Le film se conclut par une remise en doute de la volonté d’aller tuer un protagoniste. Ce qui aurait pu être du questionnement n’est au final que l’aboutissement moraliste du film. Thre Billboards reste encore à la surface des choses et nous dit gentiment quoi penser, là où un revenge movie soit assume son propos viscéral, soit vient bousculer et mettre du doute en nous.

Manque d’épaisseur

Le film fait penser au revenge movie L’Homme des Hautes Plaines mais uniquement sur des motifs « décoratifs » : le rouge des panneaux publicitaires, les incendies, le nain du village (l’incontournable Peter Dinklage).  Pour le reste, on est loin du propos dérangeant et assumé du film d’Eastwood. Three Billboards peine à rendre efficacement compte de la tension que Mildred génère à Ebbing. Le film reposant sur trois ou quatre lieux, il nous donne peu à voir les effets de l’acte de Mildred, là où Eastwood montrait bien l’inquiétude que l’étranger crée en ville. Dans l’ambiance de racisme larvé dont je parlais plus haut, on pense aussi à la façon dont Alan Parker avait réussi à faire éprouver la tension de la ville contre les deux agents du FBI dans Mississippi Burning. Le film porte sur une autre époque, un autre Etat, un autre contexte mais il m’a manqué dans Three Billboards cet état de lourdeur moite et de paranoïa qui fonctionnait bien.

Le film reste bien sagement dans les rails en faisant mine de dérailler. On aurait aimé voir le même film par les frères Coen qui y auraient sûrement mis du vrai poil à gratter et… du cinéma !

Sérié télé

Parce-que c’est un des autres défauts du film, une mise en scène assez conventionnelle et un traitement narratif plus proche de celui de la série télé. N’y voyez aucun mépris, cela n’est pas un défaut en soi mais cela donne un résultat sans aucune idée de cinéma, et le sentiment d’être dans le premier épisode d’une série où seront développés les multiples personnages secondaires dont les interactions n’apportent pas grand chose au film. On reste dans l’image-action la plus basique, on voit certains évènements venir à des miles à la ronde, bien lourdement soulignés par la musique. Dommage, l’interprétation est très bonne et le film plein d’humour.

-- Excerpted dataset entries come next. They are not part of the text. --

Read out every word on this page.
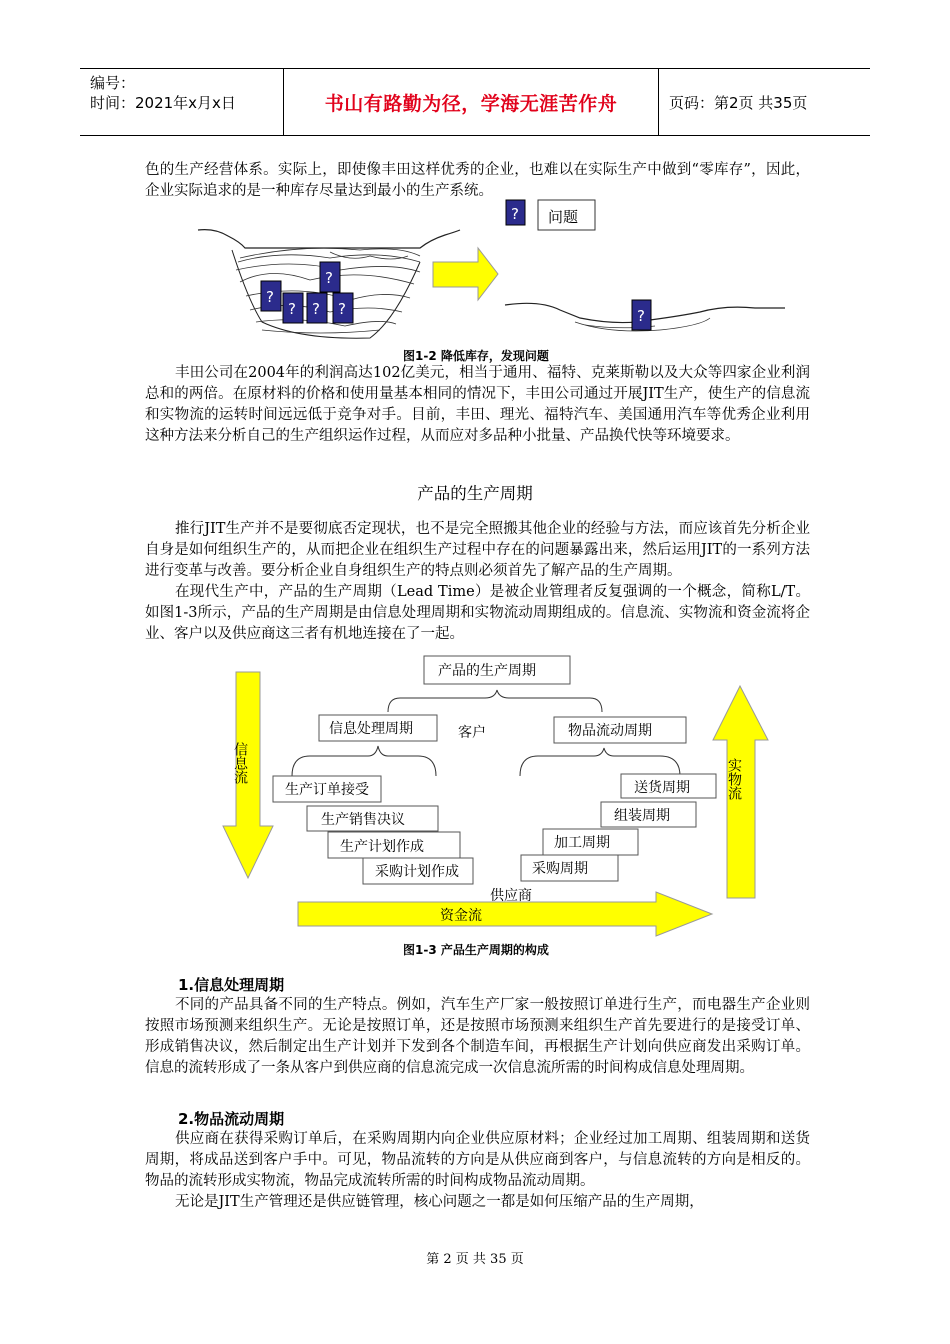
编号：
时间：2021年x月x日	书山有路勤为径，学海无涯苦作舟	页码：第2页 共35页

色的生产经营体系。实际上，即使像丰田这样优秀的企业，也难以在实际生产中做到“零库存”，因此，企业实际追求的是一种库存尽量达到最小的生产系统。

?
? ? ?
?
?
? 问题
图1-2 降低库存，发现问题

丰田公司在2004年的利润高达102亿美元，相当于通用、福特、克莱斯勒以及大众等四家企业利润总和的两倍。在原材料的价格和使用量基本相同的情况下，丰田公司通过开展JIT生产，使生产的信息流和实物流的运转时间远远低于竞争对手。目前，丰田、理光、福特汽车、美国通用汽车等优秀企业利用这种方法来分析自己的生产组织运作过程，从而应对多品种小批量、产品换代快等环境要求。

产品的生产周期

推行JIT生产并不是要彻底否定现状，也不是完全照搬其他企业的经验与方法，而应该首先分析企业自身是如何组织生产的，从而把企业在组织生产过程中存在的问题暴露出来，然后运用JIT的一系列方法进行变革与改善。要分析企业自身组织生产的特点则必须首先了解产品的生产周期。

在现代生产中，产品的生产周期（Lead Time）是被企业管理者反复强调的一个概念，简称L/T。如图1-3所示，产品的生产周期是由信息处理周期和实物流动周期组成的。信息流、实物流和资金流将企业、客户以及供应商这三者有机地连接在了一起。

信息流	实物流
资金流
供应商
产品的生产周期
信息处理周期	客户	物品流动周期
生产订单接受
生产销售决议
生产计划作成
采购计划作成
送货周期
组装周期
加工周期
采购周期
图1-3 产品生产周期的构成
1.信息处理周期

不同的产品具备不同的生产特点。例如，汽车生产厂家一般按照订单进行生产，而电器生产企业则按照市场预测来组织生产。无论是按照订单，还是按照市场预测来组织生产首先要进行的是接受订单、形成销售决议，然后制定出生产计划并下发到各个制造车间，再根据生产计划向供应商发出采购订单。信息的流转形成了一条从客户到供应商的信息流完成一次信息流所需的时间构成信息处理周期。

2.物品流动周期

供应商在获得采购订单后，在采购周期内向企业供应原材料；企业经过加工周期、组装周期和送货周期，将成品送到客户手中。可见，物品流转的方向是从供应商到客户，与信息流转的方向是相反的。物品的流转形成实物流，物品完成流转所需的时间构成物品流动周期。

无论是JIT生产管理还是供应链管理，核心问题之一都是如何压缩产品的生产周期，

第 2 页 共 35 页
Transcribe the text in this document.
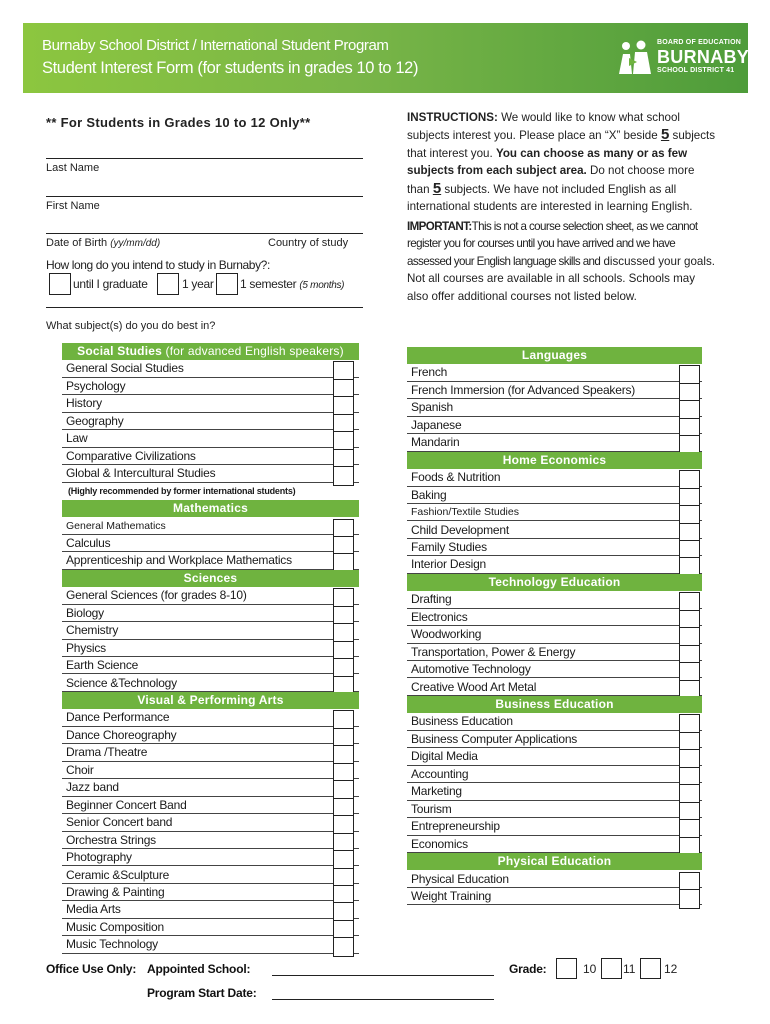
Burnaby School District / International Student Program
Student Interest Form (for students in grades 10 to 12)
BOARD OF EDUCATION
BURNABY
SCHOOL DISTRICT 41
** For Students in Grades 10 to 12 Only**
Last Name
First Name
Date of Birth (yy/mm/dd)	Country of study
How long do you intend to study in Burnaby?:
until I graduate	1 year 1 semester (5 months)
What subject(s) do you do best in?
INSTRUCTIONS: We would like to know what school subjects interest you. Please place an “X” beside 5 subjects that interest you. You can choose as many or as few subjects from each subject area. Do not choose more than 5 subjects. We have not included English as all international students are interested in learning English.
IMPORTANT:This is not a course selection sheet, as we cannot register you for courses until you have arrived and we have assessed your English language skills and discussed your goals. Not all courses are available in all schools. Schools may also offer additional courses not listed below.
Social Studies (for advanced English speakers)
General Social Studies
Psychology
History
Geography
Law
Comparative Civilizations
Global & Intercultural Studies
(Highly recommended by former international students)
Mathematics
General Mathematics
Calculus
Apprenticeship and Workplace Mathematics
Sciences
General Sciences (for grades 8-10)
Biology
Chemistry
Physics
Earth Science
Science &Technology
Visual & Performing Arts
Dance Performance
Dance Choreography
Drama /Theatre
Choir
Jazz band
Beginner Concert Band
Senior Concert band
Orchestra Strings
Photography
Ceramic &Sculpture
Drawing & Painting
Media Arts
Music Composition
Music Technology
Languages
French
French Immersion (for Advanced Speakers)
Spanish
Japanese
Mandarin
Home Economics
Foods & Nutrition
Baking
Fashion/Textile Studies
Child Development
Family Studies
Interior Design
Technology Education
Drafting
Electronics
Woodworking
Transportation, Power & Energy
Automotive Technology
Creative Wood Art Metal
Business Education
Business Education
Business Computer Applications
Digital Media
Accounting
Marketing
Tourism
Entrepreneurship
Economics
Physical Education
Physical Education
Weight Training
Office Use Only: Appointed School:
Program Start Date:
Grade:	10 11 12
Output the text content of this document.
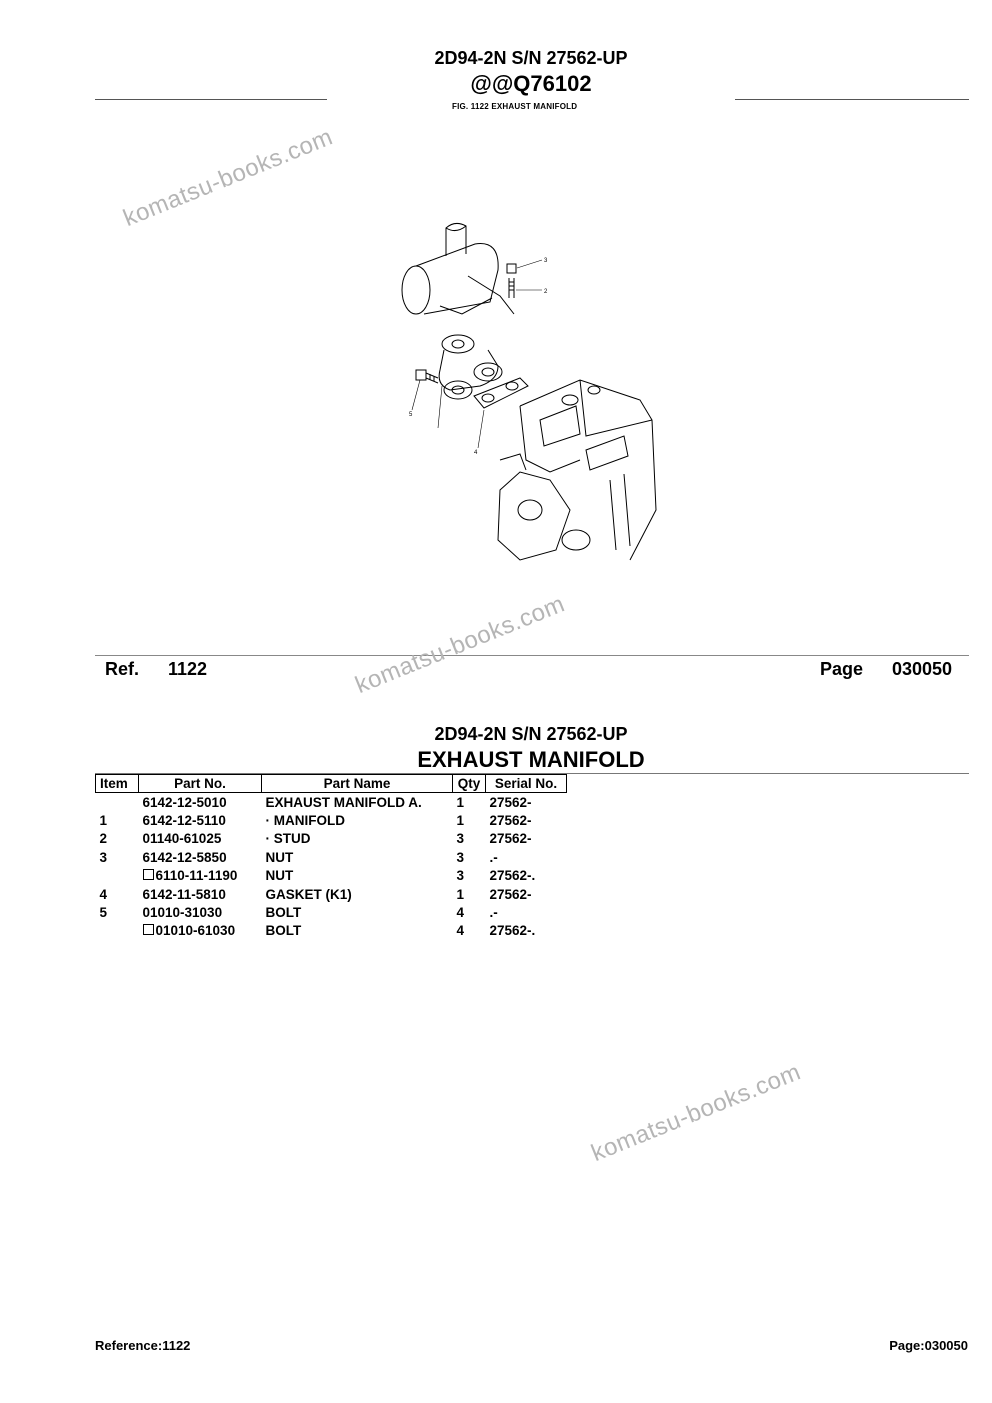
2D94-2N S/N 27562-UP
@@Q76102
FIG. 1122 EXHAUST MANIFOLD
3
2
4
5
Ref. 1122	Page 030050
2D94-2N S/N 27562-UP
EXHAUST MANIFOLD
Item	Part No.	Part Name	Qty	Serial No.
	6142-12-5010	EXHAUST MANIFOLD A.	1	27562-
1	6142-12-5110	· MANIFOLD	1	27562-
2	01140-61025	· STUD	3	27562-
3	6142-12-5850	NUT	3	.-
	6110-11-1190	NUT	3	27562-.
4	6142-11-5810	GASKET (K1)	1	27562-
5	01010-31030	BOLT	4	.-
	01010-61030	BOLT	4	27562-.
Reference:1122	Page:030050
komatsu-books.com
komatsu-books.com
komatsu-books.com
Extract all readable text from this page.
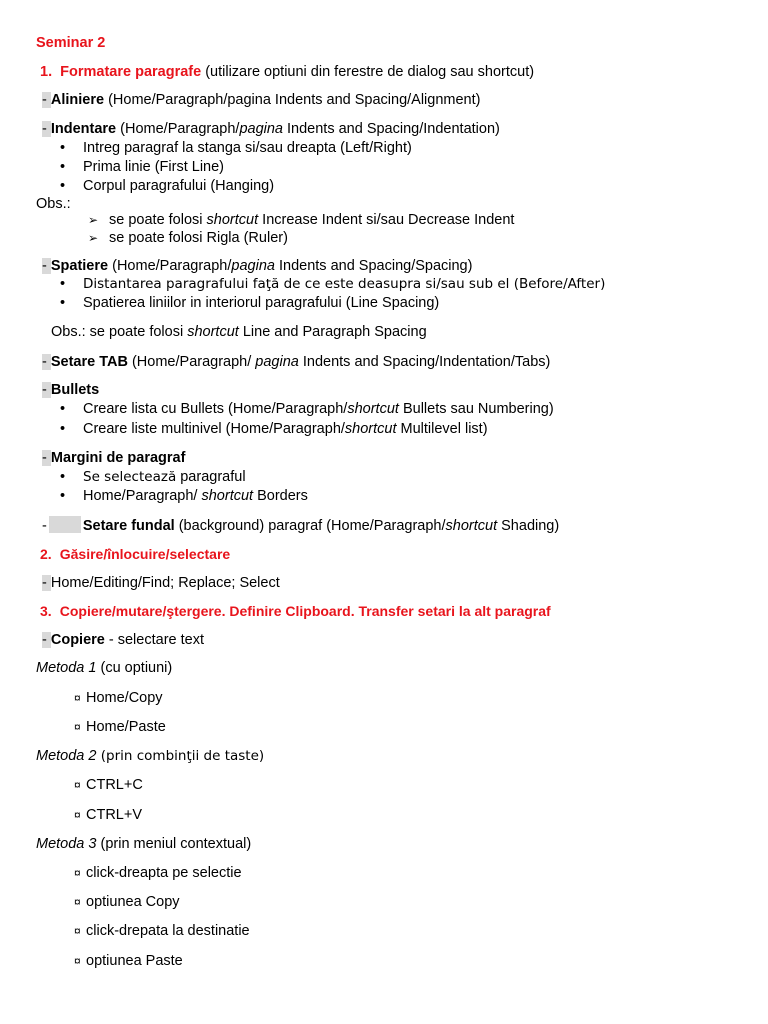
Seminar 2
1. Formatare paragrafe (utilizare optiuni din ferestre de dialog sau shortcut)
- Aliniere (Home/Paragraph/pagina Indents and Spacing/Alignment)
- Indentare (Home/Paragraph/pagina Indents and Spacing/Indentation)
• Intreg paragraf la stanga si/sau dreapta (Left/Right)
• Prima linie (First Line)
• Corpul paragrafului (Hanging)
Obs.:
➢ se poate folosi shortcut Increase Indent si/sau Decrease Indent
➢ se poate folosi Rigla (Ruler)
- Spatiere (Home/Paragraph/pagina Indents and Spacing/Spacing)
• Distantarea paragrafului faţă de ce este deasupra si/sau sub el (Before/After)
• Spatierea liniilor in interiorul paragrafului (Line Spacing)
Obs.: se poate folosi shortcut Line and Paragraph Spacing
- Setare TAB (Home/Paragraph/ pagina Indents and Spacing/Indentation/Tabs)
- Bullets
• Creare lista cu Bullets (Home/Paragraph/shortcut Bullets sau Numbering)
• Creare liste multinivel (Home/Paragraph/shortcut Multilevel list)
- Margini de paragraf
• Se selectează paragraful
• Home/Paragraph/ shortcut Borders
- Setare fundal (background) paragraf (Home/Paragraph/shortcut Shading)
2. Găsire/înlocuire/selectare
- Home/Editing/Find; Replace; Select
3. Copiere/mutare/ştergere. Definire Clipboard. Transfer setari la alt paragraf
- Copiere - selectare text
Metoda 1 (cu optiuni)
¤ Home/Copy
¤ Home/Paste
Metoda 2 (prin combinţii de taste)
¤ CTRL+C
¤ CTRL+V
Metoda 3 (prin meniul contextual)
¤ click-dreapta pe selectie
¤ optiunea Copy
¤ click-drepata la destinatie
¤ optiunea Paste
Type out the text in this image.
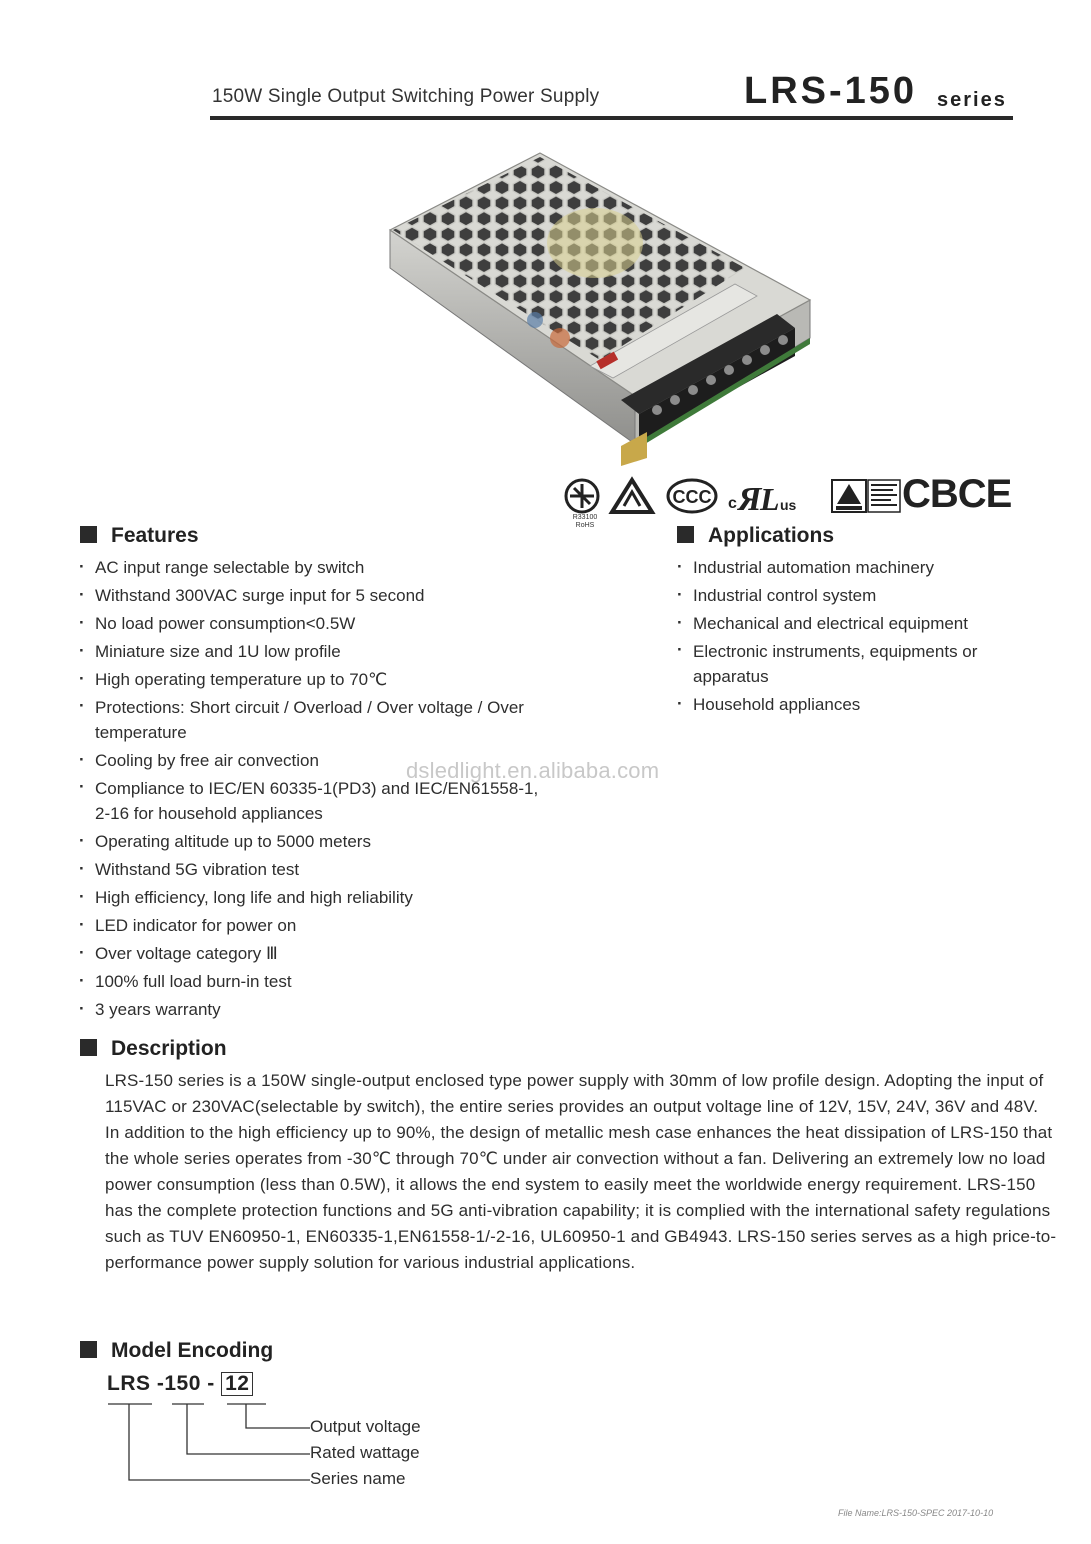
150W Single Output Switching Power Supply	LRS-150 series
CCC c Я
L us	CBCE
R33100
RoHS
Features
· AC input range selectable by switch
· Withstand 300VAC surge input for 5 second
· No load power consumption<0.5W
· Miniature size and 1U low profile
· High operating temperature up to 70℃
· Protections: Short circuit / Overload / Over voltage / Over temperature
· Cooling by free air convection
· Compliance to IEC/EN 60335-1(PD3) and IEC/EN61558-1, 2-16 for household appliances
· Operating altitude up to 5000 meters
· Withstand 5G vibration test
· High efficiency, long life and high reliability
· LED indicator for power on
· Over voltage category Ⅲ
· 100% full load burn-in test
· 3 years warranty
Applications
· Industrial automation machinery
· Industrial control system
· Mechanical and electrical equipment
· Electronic instruments, equipments or apparatus
· Household appliances
dsledlight.en.alibaba.com
Description

LRS-150 series is a 150W single-output enclosed type power supply with 30mm of low profile design. Adopting the input of 115VAC or 230VAC(selectable by switch), the entire series provides an output voltage line of 12V, 15V, 24V, 36V and 48V.

In addition to the high efficiency up to 90%, the design of metallic mesh case enhances the heat dissipation of LRS-150 that the whole series operates from -30℃ through 70℃ under air convection without a fan. Delivering an extremely low no load power consumption (less than 0.5W), it allows the end system to easily meet the worldwide energy requirement. LRS-150 has the complete protection functions and 5G anti-vibration capability; it is complied with the international safety regulations such as TUV EN60950-1, EN60335-1,EN61558-1/-2-16, UL60950-1 and GB4943. LRS-150 series serves as a high price-to-performance power supply solution for various industrial applications.

Model Encoding
LRS -150 - 12
Output voltage
Rated wattage
Series name
File Name:LRS-150-SPEC 2017-10-10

Aux Etats-Unis, Three Billboards doit faire office de film dérangeant pour son traitement du racisme ou son usage immodéré d’un humour cynique remplis de grossièretés (oulala, on doit interdire l’entrée en salle à des jeunes gens sûrement autorisés à s’acheter une arme par ailleurs). Désolé, pas sûr que l’on bouscule grand chose avec un film correct mais finalement assez consensuel. Il est surtout assez triste que l’on en soit arrivé à trouver subversif ce genre de cinéma.